Hearing Loss in Teenagers & Young Adults is Increasing
Written by Erin MacPherson
Last updated on April 27, 2013 @ 9:26AM
Created on April 25, 2013 @ 5:51PM
Hearing loss is a common problem in older adults, but what about in teenagers and younger adults? Most people don't realize but 1 in 5 teens suffer from hearing problems.
More and more young people are losing their hearing everyday, but is it really that surprising? How many times do you hear someone else's music blaring from their car or their headphones? You may think it's harmless, but in fact it's damaging your ears.

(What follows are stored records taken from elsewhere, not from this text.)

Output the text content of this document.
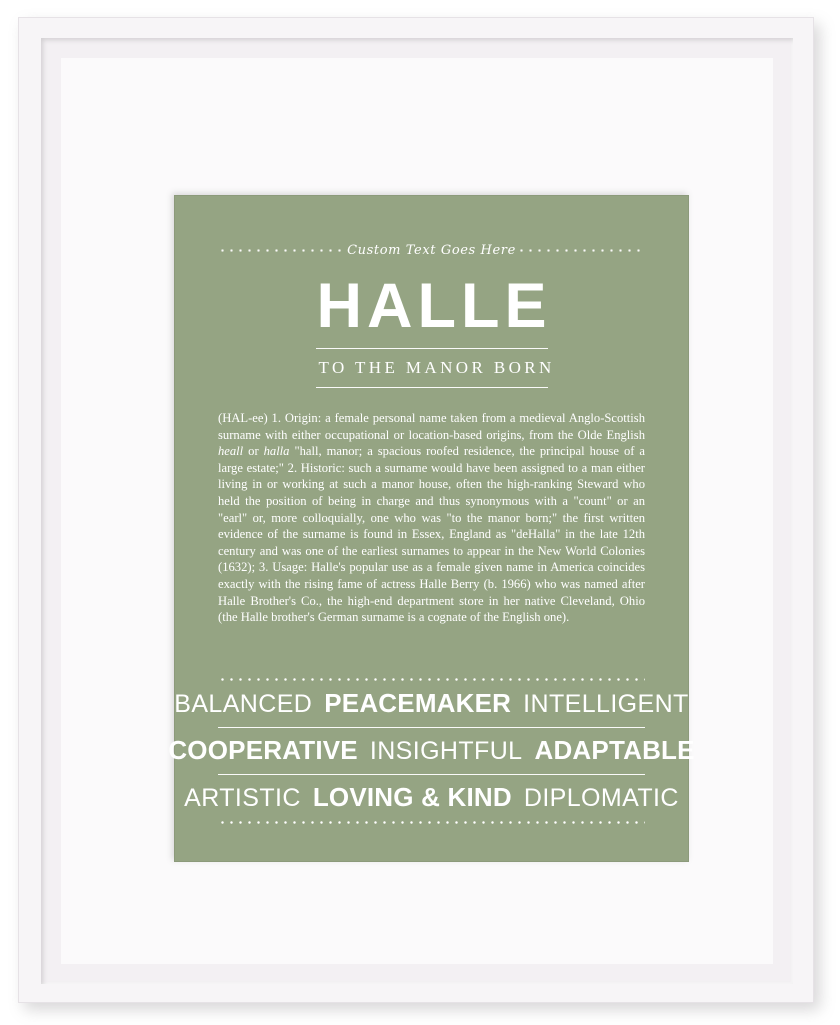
Custom Text Goes Here
HALLE
TO THE MANOR BORN
(HAL-ee) 1. Origin: a female personal name taken from a medieval Anglo-Scottish surname with either occupational or location-based origins, from the Olde English heall or halla "hall, manor; a spacious roofed residence, the principal house of a large estate;" 2. Historic: such a surname would have been assigned to a man either living in or working at such a manor house, often the high-ranking Steward who held the position of being in charge and thus synonymous with a "count" or an "earl" or, more colloquially, one who was "to the manor born;" the first written evidence of the surname is found in Essex, England as "deHalla" in the late 12th century and was one of the earliest surnames to appear in the New World Colonies (1632); 3. Usage: Halle's popular use as a female given name in America coincides exactly with the rising fame of actress Halle Berry (b. 1966) who was named after Halle Brother's Co., the high-end department store in her native Cleveland, Ohio (the Halle brother's German surname is a cognate of the English one).
BALANCED PEACEMAKER INTELLIGENT
COOPERATIVE INSIGHTFUL ADAPTABLE
ARTISTIC LOVING & KIND DIPLOMATIC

A specialist told 5 News that loud noise is the number one reason young people have hearing problems. With the rise in technology, it makes it so easy to listen to music for hours and on full blast. But, a good tip is to use the 60-60 rule. Whenever you decide to listen to music, put the volume at 60 percent of its max and only listen to it for 60 minutes. Music isn't the only issue, going to concerts can affect you're hearing and even if you work outside, the sound of a lawn mower can be damaging. The Audiologist at hi HealthInnovations said you need to act now because once you damage your ears they can't be fixed.
"The problems going to get worse just because the fact if people don't take preventative steps. Knowledge is power and I would rather see prevention than I would see these staggering numbers continue to rise," said Dr. Joilyn Bush, Audiologist.
Hearing loss can cause learning problems, self esteem issues, and can affect your health.
What can be done if someone already has a hearing problem? The most helpful thing is to use a hearing aid. 48 million Americans have hearing issues and almost all of them could benefit from using hearing aids, but only 15 percent do. The main misconception is that hearing aids are so expensive, but companies are willing to help you out.
If you know someone who has a hearing problem, the worst thing you can do is to raise your voice because when you talk louder it just distorts the noise.